Yorick Bruins is Agriterra business advisor in Tanzania. This week he explains why farmer cooperatives will become increasingly important in feeding our planet.
Yorick: “At Agriterra we are specialized in farmer cooperatives because we know that they will play an increasingly important role in feeding the world and kickstarting local development. However, in some regions the concept of ‘cooperative’ has a negative connotation due to bad examples. In Tanzania many cooperatives were government imposed, instead of bottom up originated from the will of the farmers, or strongly influenced by the government. In Tanzania some of these structures were used as political instruments. This is all really unfortunate because cooperatives can be so much more.
However, in the Netherlands we’re very much aware of the major positive aspects that cooperatives can have on the quality, security and financial position of individual (smallholder) farms as well as for food security and rural economic development in general. The Dutch are champions of cooperative working. During my studies and in my work for the Slow Food Network I’ve seen how cooperatives enable farmers to increase their leverage in their own production chain. And more broadly; to improve the position of farmers in our global food system.
The most important effect of a ‘coop’ is that you reach more together. For example; attracting capital, finding markets and lobbying for an enabling environment. Farmer interests are extremely vulnerable. On the other hand, working together in a cooperative can be quite a challenge for farmers; you’re in effect starting and leading a new jointly owned company next to your original small holder farm. This is a big responsibility. But, once cooperatives are of a certain size and are sufficiently motivated, Agriterra can step in to help professionalize their business.”
“An example of this is the work I’ve done with a Tanzanian coffee cooperative last year. Agriterra has guided them with marketing their product and enabling them to find a buyer outside of the strictly governmentally controlled ‘auction system’ in Tanzania. What Agriterra basically has done is giving both parties enough trust in the process that they feel they no longer need a middle man to cushion the risks of doing business. Nonetheless, bypassing the middle men is not always the way to go. Sometimes their role is viable for business. Another option is involving the middle man in the cooperative, maybe even as employee
Tanzanian middle men are often very professional and make sure that trading goes smoothly. They also absorb risks in the business relationship. But they do not always put the interests of the farmers first. For instance, they know when the farmers are short on cash. Middle men visit these farmers and offer them a lower than market price for the coffee, but offer to pay immediately, in cash. You can see why this can be seen as a good proposition for many farmers. A strong cooperative structure, risk-sharing and equal buyer-seller relationships can help protect farmers from these practices.
In Tanzania there is very little experience in direct trading between buyer and seller in the coffee sector, and as such there is very little trust. So it is in everyone’s interest that Agriterra helps to strengthen relationships.”
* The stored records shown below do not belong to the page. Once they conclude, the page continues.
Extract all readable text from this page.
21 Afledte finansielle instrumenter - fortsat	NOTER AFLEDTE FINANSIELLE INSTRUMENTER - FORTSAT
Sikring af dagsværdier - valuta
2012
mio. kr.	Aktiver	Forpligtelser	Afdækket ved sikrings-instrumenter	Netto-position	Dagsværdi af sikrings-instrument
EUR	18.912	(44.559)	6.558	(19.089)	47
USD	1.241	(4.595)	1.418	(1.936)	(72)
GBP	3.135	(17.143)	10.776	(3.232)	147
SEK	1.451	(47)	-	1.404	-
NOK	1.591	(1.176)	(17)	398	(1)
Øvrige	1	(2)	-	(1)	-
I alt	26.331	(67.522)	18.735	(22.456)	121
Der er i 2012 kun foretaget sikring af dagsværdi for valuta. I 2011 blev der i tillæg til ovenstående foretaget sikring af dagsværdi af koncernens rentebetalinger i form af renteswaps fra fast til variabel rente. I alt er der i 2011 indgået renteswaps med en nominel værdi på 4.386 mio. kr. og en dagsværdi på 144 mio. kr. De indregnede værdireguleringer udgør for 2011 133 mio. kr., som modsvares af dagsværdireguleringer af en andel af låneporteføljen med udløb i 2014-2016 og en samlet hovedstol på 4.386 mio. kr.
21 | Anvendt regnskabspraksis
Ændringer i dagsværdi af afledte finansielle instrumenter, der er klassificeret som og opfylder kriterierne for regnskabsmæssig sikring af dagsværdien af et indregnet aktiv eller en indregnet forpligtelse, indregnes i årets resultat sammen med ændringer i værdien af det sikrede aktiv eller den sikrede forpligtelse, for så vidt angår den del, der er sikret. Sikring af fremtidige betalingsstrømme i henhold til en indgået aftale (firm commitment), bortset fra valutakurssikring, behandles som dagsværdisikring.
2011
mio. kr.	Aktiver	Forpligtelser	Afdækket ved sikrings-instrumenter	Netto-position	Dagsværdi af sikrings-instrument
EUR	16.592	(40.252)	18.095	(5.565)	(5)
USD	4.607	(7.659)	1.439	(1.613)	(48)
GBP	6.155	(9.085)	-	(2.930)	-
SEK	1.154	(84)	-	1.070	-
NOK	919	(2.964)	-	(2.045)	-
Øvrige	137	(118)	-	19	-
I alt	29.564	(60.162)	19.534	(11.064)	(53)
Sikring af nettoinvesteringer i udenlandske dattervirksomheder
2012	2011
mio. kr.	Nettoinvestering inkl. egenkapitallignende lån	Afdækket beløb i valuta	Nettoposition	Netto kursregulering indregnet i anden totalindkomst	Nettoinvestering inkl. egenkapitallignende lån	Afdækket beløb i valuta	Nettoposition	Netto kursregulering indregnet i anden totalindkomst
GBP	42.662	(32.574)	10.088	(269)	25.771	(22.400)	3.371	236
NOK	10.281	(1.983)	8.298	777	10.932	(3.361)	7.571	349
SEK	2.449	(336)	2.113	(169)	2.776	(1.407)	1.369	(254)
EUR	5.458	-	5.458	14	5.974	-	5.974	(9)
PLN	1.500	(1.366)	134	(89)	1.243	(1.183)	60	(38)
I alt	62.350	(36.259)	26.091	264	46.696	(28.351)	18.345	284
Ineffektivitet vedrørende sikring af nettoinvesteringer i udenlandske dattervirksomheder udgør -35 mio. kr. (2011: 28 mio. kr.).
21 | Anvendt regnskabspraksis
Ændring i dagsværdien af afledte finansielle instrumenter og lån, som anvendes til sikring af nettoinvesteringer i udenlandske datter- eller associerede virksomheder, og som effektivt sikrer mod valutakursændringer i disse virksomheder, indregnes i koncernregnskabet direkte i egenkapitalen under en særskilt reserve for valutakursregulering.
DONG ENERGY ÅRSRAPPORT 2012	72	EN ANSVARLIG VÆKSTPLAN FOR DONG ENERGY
“If a Dutch business wants to source coffee or other products from Tanzania, Agriterra can also play the role of trustworthy broker. We select cooperatives on the basis of governance, financial situation, quality of product and motivation of the members. We train and advise them how to professionalize and ready their products for international exports according to the required standards. This close relationship and our knowledge helps us to connect them to international buyers. A partnership with Agriterra can be seen as a quality mark for cooperatives. This makes doing business a lot easier for Dutch businesses.
The cooperatives that we are working with in Tanzania will be directed more and more towards the global market and because Agriterra hails from the Netherlands, Western Europe will be a major focus. This means that we will have to improve the quality and quantity of coffee, tea and spices coming from many smallholder farms. It also means that we work on more knowledge and sensitivity of the needs and character of the buyer and sellers. Even though these farmers will have never visited a hipster coffee bar in Amsterdam, they should understand what it is that Dutch buyers are looking for. This includes presenting a unique farming story as well.”